Unfortunately, while, this used to be relatively straightforward in
squeeze when we still had an ia32-libs-dev package, it's currently
broken - and is likely to remain that way until multiarch extends to
- -dev packages, which at this point probably isn't expected to be
completed (or even necessarily begun) for jessie.


My "install a newer version of Wine" procedure is currently as follows:

1. Update the Wine source.

2. In a separate directory (wine64), run the following commands:
    $(winesrc)/configure --enable-win64
    make $(make_options)

3. In a separate directory (wine32), run the following command:
    $(winesrc)/configure --with-wine64=$(wine64dir)

4. Make note of the errors or "this feature has been disabled" reports
from the configure run, check the configure log files, identify what
- -dev package(s) need to be installed in order to fix the problem, and
install the :i386 versions of those packages. (This automatically
removes the :amd64 versions of the same-dev packages.)

5. Repeat steps 3 and 4 until the configure run is successful and all
the features I want are detected and enabled.

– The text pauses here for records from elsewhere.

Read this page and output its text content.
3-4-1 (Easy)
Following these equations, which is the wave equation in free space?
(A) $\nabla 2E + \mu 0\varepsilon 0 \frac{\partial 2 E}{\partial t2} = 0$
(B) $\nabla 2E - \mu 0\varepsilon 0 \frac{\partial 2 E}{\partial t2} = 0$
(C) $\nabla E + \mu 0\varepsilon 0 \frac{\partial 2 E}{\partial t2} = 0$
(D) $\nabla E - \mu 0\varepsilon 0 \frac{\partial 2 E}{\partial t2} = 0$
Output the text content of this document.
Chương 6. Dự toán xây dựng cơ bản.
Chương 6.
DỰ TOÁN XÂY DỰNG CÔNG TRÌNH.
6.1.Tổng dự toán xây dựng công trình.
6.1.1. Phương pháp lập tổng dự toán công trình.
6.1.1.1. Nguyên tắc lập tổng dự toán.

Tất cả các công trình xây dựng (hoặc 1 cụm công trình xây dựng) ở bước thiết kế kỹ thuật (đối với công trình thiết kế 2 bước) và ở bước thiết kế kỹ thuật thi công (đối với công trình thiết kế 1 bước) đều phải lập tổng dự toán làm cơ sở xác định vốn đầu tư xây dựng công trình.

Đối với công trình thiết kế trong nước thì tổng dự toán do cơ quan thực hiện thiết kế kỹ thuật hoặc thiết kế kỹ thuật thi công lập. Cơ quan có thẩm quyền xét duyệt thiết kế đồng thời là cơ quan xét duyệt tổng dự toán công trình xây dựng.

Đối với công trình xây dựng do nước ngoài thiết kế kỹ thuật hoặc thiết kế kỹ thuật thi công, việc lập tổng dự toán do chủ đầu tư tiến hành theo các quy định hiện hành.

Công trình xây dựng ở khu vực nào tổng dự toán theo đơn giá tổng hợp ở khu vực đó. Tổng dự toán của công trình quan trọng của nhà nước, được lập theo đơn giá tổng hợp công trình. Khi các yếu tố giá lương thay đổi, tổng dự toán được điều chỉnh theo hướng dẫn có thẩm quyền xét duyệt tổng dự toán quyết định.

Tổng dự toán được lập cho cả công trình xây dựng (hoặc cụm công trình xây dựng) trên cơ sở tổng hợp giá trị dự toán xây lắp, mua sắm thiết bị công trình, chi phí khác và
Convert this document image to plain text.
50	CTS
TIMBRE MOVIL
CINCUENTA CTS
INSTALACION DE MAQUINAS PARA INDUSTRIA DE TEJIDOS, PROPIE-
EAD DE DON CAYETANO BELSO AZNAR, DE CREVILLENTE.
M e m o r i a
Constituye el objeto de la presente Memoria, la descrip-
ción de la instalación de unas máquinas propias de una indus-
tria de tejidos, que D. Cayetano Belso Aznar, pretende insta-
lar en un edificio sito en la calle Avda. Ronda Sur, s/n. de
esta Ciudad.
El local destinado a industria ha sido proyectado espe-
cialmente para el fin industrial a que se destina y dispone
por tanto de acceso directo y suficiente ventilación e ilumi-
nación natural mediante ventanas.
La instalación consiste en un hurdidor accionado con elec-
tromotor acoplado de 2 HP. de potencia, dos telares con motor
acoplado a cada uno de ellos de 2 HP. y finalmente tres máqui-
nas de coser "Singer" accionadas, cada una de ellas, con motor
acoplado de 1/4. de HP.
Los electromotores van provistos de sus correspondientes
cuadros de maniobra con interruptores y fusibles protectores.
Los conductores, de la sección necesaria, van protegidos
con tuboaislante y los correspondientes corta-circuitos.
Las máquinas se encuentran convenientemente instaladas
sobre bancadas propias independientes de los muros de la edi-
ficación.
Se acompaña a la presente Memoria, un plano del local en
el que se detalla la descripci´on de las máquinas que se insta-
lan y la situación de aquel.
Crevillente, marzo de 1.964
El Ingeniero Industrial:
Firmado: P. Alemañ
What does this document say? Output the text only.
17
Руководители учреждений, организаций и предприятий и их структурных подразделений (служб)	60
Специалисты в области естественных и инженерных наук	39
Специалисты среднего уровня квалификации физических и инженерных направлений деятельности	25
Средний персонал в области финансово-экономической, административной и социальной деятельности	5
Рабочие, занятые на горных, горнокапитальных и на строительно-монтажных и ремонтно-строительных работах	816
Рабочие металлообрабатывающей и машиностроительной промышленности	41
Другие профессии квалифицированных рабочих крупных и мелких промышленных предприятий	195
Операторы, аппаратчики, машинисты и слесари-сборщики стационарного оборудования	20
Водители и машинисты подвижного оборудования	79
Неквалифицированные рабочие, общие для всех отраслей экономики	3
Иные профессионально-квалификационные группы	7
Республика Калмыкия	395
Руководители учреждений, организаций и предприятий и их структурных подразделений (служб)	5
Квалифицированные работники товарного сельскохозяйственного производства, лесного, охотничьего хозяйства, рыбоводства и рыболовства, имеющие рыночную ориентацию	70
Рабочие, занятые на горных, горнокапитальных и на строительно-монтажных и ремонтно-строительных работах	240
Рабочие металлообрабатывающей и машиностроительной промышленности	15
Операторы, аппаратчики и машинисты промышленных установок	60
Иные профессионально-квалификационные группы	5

6. Run the following commands:
    make $(make_options)
    su -c 'make install'

7. Back in the wine64 directory, run the following command:
    su -c 'make install'

8. Reinstall all the packages (or at least the -dev packages) which got
removed in step 4.


Steps 4, 5 and 8 are highly manual and irritating, such that instead of
updating Wine monthly, weekly or even daily, I generally update it maybe
once every three to six months at best. (Building a patched version for
testing purposes is pretty much off the table entirely.) However, this
is still the best approach I've found for getting a version of Wine that
can handle both 32-bit and 64-bit applications in the same install.

- --
   The Wanderer

Secrecy is the beginning of tyranny.

A government exists to serve its citizens, not to control them.